昔は腰痛といえば捻挫などのケガ(外傷・損傷)や炎症のせいだと思われていたわけですが、近年では大きく考え方が変わってきています。具体的には、心理社会的ストレスによって起こる痛みという考え方です。
炎症が関係する腰痛は5%前後
診断のつかない腰痛に炎症の心配はない。では、診断がつく腰痛ならどうでしょうか。
診断のつく腰痛は全体の15%ほどで、「特異的腰痛」と呼ばれます。そのうち脊椎炎などの炎症性疾患は1%以下で、かなりのレアケースです。
高齢の女性に多い圧迫骨折は腰痛の4%を占めています。圧迫骨折があっても痛まないケースもありますが、痛むものについては炎症を伴っていると考えてよさそうです。その他、1%以下ですが尿路結石などで炎症を伴う場合もあります。
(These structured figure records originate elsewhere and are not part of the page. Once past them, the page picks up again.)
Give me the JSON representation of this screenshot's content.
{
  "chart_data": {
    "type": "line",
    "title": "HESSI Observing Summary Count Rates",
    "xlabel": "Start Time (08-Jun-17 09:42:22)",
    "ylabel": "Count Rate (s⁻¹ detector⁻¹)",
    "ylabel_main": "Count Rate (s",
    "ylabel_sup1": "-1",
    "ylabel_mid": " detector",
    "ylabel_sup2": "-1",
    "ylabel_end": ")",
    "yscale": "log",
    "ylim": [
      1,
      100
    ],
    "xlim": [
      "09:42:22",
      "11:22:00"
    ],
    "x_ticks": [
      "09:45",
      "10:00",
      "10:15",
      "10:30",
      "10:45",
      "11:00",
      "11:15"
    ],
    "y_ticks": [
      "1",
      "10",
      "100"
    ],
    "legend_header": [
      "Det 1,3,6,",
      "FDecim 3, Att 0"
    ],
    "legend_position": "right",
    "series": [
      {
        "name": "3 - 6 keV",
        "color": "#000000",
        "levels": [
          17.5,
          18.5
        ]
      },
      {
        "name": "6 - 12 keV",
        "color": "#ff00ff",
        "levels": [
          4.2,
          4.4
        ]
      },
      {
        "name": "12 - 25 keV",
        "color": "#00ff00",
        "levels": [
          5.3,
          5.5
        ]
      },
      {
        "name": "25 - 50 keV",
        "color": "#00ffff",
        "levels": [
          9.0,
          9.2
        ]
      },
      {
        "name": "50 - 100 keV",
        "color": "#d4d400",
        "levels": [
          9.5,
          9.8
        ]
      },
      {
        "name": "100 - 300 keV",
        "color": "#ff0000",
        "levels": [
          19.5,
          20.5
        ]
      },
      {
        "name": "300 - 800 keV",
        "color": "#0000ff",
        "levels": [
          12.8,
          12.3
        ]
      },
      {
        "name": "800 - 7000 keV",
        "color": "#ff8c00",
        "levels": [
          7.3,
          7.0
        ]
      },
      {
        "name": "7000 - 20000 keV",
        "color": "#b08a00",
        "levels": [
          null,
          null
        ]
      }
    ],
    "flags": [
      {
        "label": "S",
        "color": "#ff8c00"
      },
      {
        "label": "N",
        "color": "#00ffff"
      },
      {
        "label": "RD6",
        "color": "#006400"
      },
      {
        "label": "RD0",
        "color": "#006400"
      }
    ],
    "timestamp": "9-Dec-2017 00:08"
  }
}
合わせると、炎症が関わっている腰痛は5~6%程度と考えることができます。やはり、多くの腰痛は炎症のせいではないといえそうです。
炎症対策は腰痛に通用しない
腰痛にはステロイドが効かない
炎症に強い効果を発揮する薬として、ステロイド剤があります。もし腰痛が炎症による痛みなら、ステロイド剤には強い効果があるはずです。ところが、ステロイド剤は腰痛に効果が認められないため、世界中の腰痛診療ガイドラインで推奨されていません。
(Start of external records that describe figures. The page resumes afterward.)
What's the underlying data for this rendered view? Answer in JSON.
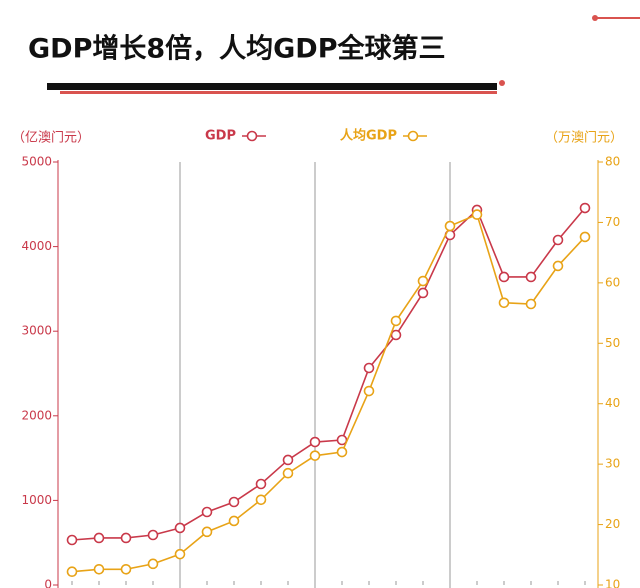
{
  "chart_data": {
    "type": "line",
    "title": "GDP增长8倍，人均GDP全球第三",
    "y_label": "（亿澳门元）",
    "y2_label": "（万澳门元）",
    "categories": [
      null,
      null,
      null,
      null,
      null,
      null,
      null,
      null,
      null,
      null,
      null,
      null,
      null,
      null,
      null,
      null,
      null,
      null,
      null,
      null
    ],
    "series": [
      {
        "name": "GDP",
        "color": "#c9394a",
        "values": [
          532,
          556,
          556,
          591,
          674,
          863,
          981,
          1194,
          1478,
          1690,
          1714,
          2565,
          2955,
          3452,
          4137,
          4433,
          3641,
          3641,
          4078,
          4456
        ]
      },
      {
        "name": "人均GDP",
        "color": "#e8a317",
        "axis": "y2",
        "values": [
          12.2,
          12.6,
          12.6,
          13.5,
          15.1,
          18.8,
          20.6,
          24.1,
          28.5,
          31.4,
          32.0,
          42.1,
          53.7,
          60.3,
          69.4,
          71.3,
          56.7,
          56.5,
          62.8,
          67.6
        ]
      }
    ],
    "ylim": [
      0,
      5000
    ],
    "yticks": [
      0,
      1000,
      2000,
      3000,
      4000,
      5000
    ],
    "y2lim": [
      10,
      80
    ],
    "y2ticks": [
      10,
      20,
      30,
      40,
      50,
      60,
      70,
      80
    ],
    "legend": "top"
  }
}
ステロイドの内服はプラセボと差がないことが報告されている
日本腰痛診療ガイドライン2012 治療
ニセの治療(プラセボ)と差がない、つまり効かないということです。
腰痛は温めた方が治りが良い
昔、急性腰痛(ぎっくり腰)は根拠なく冷やせといわれていました。しかし、今では温めた方が良いことが分かっていて、ガイドラインにも温熱療法について記載があります。
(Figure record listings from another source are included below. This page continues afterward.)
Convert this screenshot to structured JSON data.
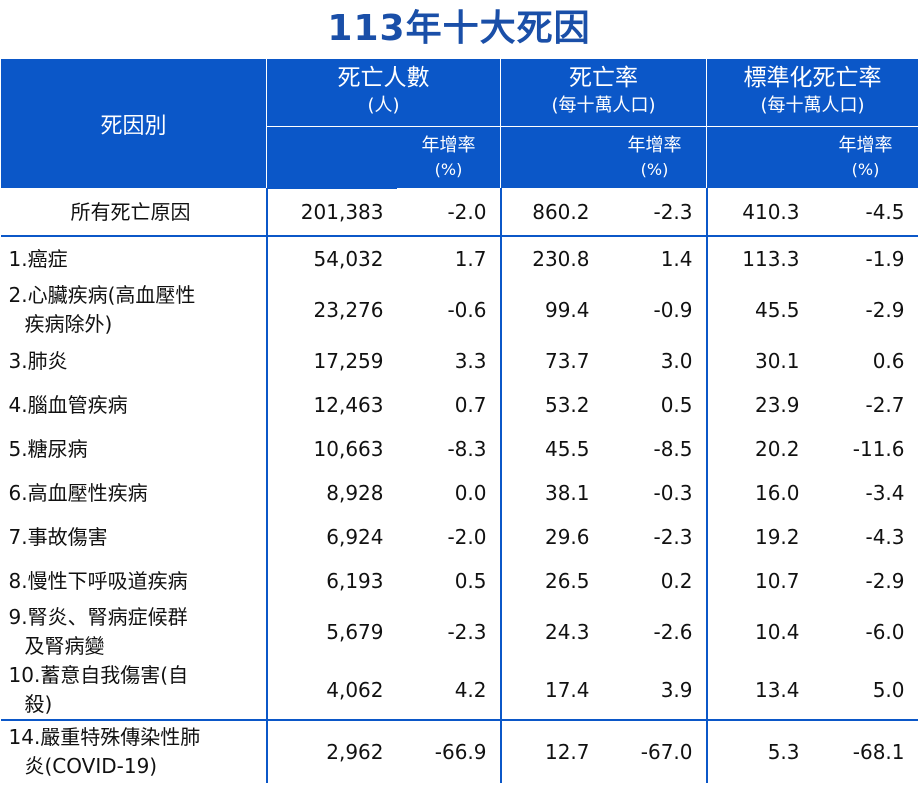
{
  "title": "113年十大死因",
  "headers": {
    "cause": "死因別",
    "deaths": "死亡人數",
    "deaths_unit": "(人)",
    "rate": "死亡率",
    "rate_unit": "(每十萬人口)",
    "std": "標準化死亡率",
    "std_unit": "(每十萬人口)",
    "yoy": "年增率",
    "pct": "(%)"
  },
  "chart_data": {
    "type": "table",
    "title": "113年十大死因",
    "columns": [
      "死因別",
      "死亡人數(人)",
      "年增率(%)",
      "死亡率(每十萬人口)",
      "年增率(%)",
      "標準化死亡率(每十萬人口)",
      "年增率(%)"
    ],
    "rows": [
      {
        "name": "所有死亡原因",
        "name2": "",
        "deaths": "201,383",
        "deaths_yoy": "-2.0",
        "rate": "860.2",
        "rate_yoy": "-2.3",
        "std": "410.3",
        "std_yoy": "-4.5"
      },
      {
        "name": "1.癌症",
        "name2": "",
        "deaths": "54,032",
        "deaths_yoy": "1.7",
        "rate": "230.8",
        "rate_yoy": "1.4",
        "std": "113.3",
        "std_yoy": "-1.9"
      },
      {
        "name": "2.心臟疾病(高血壓性",
        "name2": "疾病除外)",
        "deaths": "23,276",
        "deaths_yoy": "-0.6",
        "rate": "99.4",
        "rate_yoy": "-0.9",
        "std": "45.5",
        "std_yoy": "-2.9"
      },
      {
        "name": "3.肺炎",
        "name2": "",
        "deaths": "17,259",
        "deaths_yoy": "3.3",
        "rate": "73.7",
        "rate_yoy": "3.0",
        "std": "30.1",
        "std_yoy": "0.6"
      },
      {
        "name": "4.腦血管疾病",
        "name2": "",
        "deaths": "12,463",
        "deaths_yoy": "0.7",
        "rate": "53.2",
        "rate_yoy": "0.5",
        "std": "23.9",
        "std_yoy": "-2.7"
      },
      {
        "name": "5.糖尿病",
        "name2": "",
        "deaths": "10,663",
        "deaths_yoy": "-8.3",
        "rate": "45.5",
        "rate_yoy": "-8.5",
        "std": "20.2",
        "std_yoy": "-11.6"
      },
      {
        "name": "6.高血壓性疾病",
        "name2": "",
        "deaths": "8,928",
        "deaths_yoy": "0.0",
        "rate": "38.1",
        "rate_yoy": "-0.3",
        "std": "16.0",
        "std_yoy": "-3.4"
      },
      {
        "name": "7.事故傷害",
        "name2": "",
        "deaths": "6,924",
        "deaths_yoy": "-2.0",
        "rate": "29.6",
        "rate_yoy": "-2.3",
        "std": "19.2",
        "std_yoy": "-4.3"
      },
      {
        "name": "8.慢性下呼吸道疾病",
        "name2": "",
        "deaths": "6,193",
        "deaths_yoy": "0.5",
        "rate": "26.5",
        "rate_yoy": "0.2",
        "std": "10.7",
        "std_yoy": "-2.9"
      },
      {
        "name": "9.腎炎、腎病症候群",
        "name2": "及腎病變",
        "deaths": "5,679",
        "deaths_yoy": "-2.3",
        "rate": "24.3",
        "rate_yoy": "-2.6",
        "std": "10.4",
        "std_yoy": "-6.0"
      },
      {
        "name": "10.蓄意自我傷害(自",
        "name2": "殺)",
        "deaths": "4,062",
        "deaths_yoy": "4.2",
        "rate": "17.4",
        "rate_yoy": "3.9",
        "std": "13.4",
        "std_yoy": "5.0"
      },
      {
        "name": "14.嚴重特殊傳染性肺",
        "name2": "炎(COVID-19)",
        "deaths": "2,962",
        "deaths_yoy": "-66.9",
        "rate": "12.7",
        "rate_yoy": "-67.0",
        "std": "5.3",
        "std_yoy": "-68.1"
      }
    ]
  }
}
温熱療法は,急性および亜急性腰痛に対して短期的には有効である.
日本腰痛診療ガイドライン2012 治療
炎症であれば温めるべきではありませんが、多くの腰痛は炎症ではないので温めて大丈夫です。
腰痛は安静にしてはいけない
別の記事で詳しく解説していますが、腰痛は安静にしていると治りが遅くなることが知られています。炎症があるときに安静にするのは正解ですが、腰痛の場合は逆効果ですのでご注意ください。
そもそも腰痛に炎症の徴候は見られない
疼痛・発赤・腫脹・発熱・機能障害の5つを炎症の5徴といいます。腰痛の場合、赤く腫れて熱を持つことは滅多にありませんので、症状の特徴から見ても炎症には該当しません。
例えば、ギックリ腰(急性腰痛)は、朝に顔を洗おうとして洗面台で前かがみになっただけで発症することがあります。クシャミをした途端に起こることもあります。しかし、それだけのことで腰がダメージを受けて炎症を起こすというのは考えにくいことです。
痛みのメカニズムは複雑です。仮に検査で見つけられないような微細な炎症が隠れていたとしても、それだけで即痛むと決まるものでもありません。例えば、変形性関節症があっても痛くないケースは珍しくありません。
知れば知るほど「痛いのは炎症のせいだ」とは言えなくなってきますし、どちらかといえば「痛いのは鎮痛作用が低下しているせいだ」という方が正解に近いのではないでしょうか。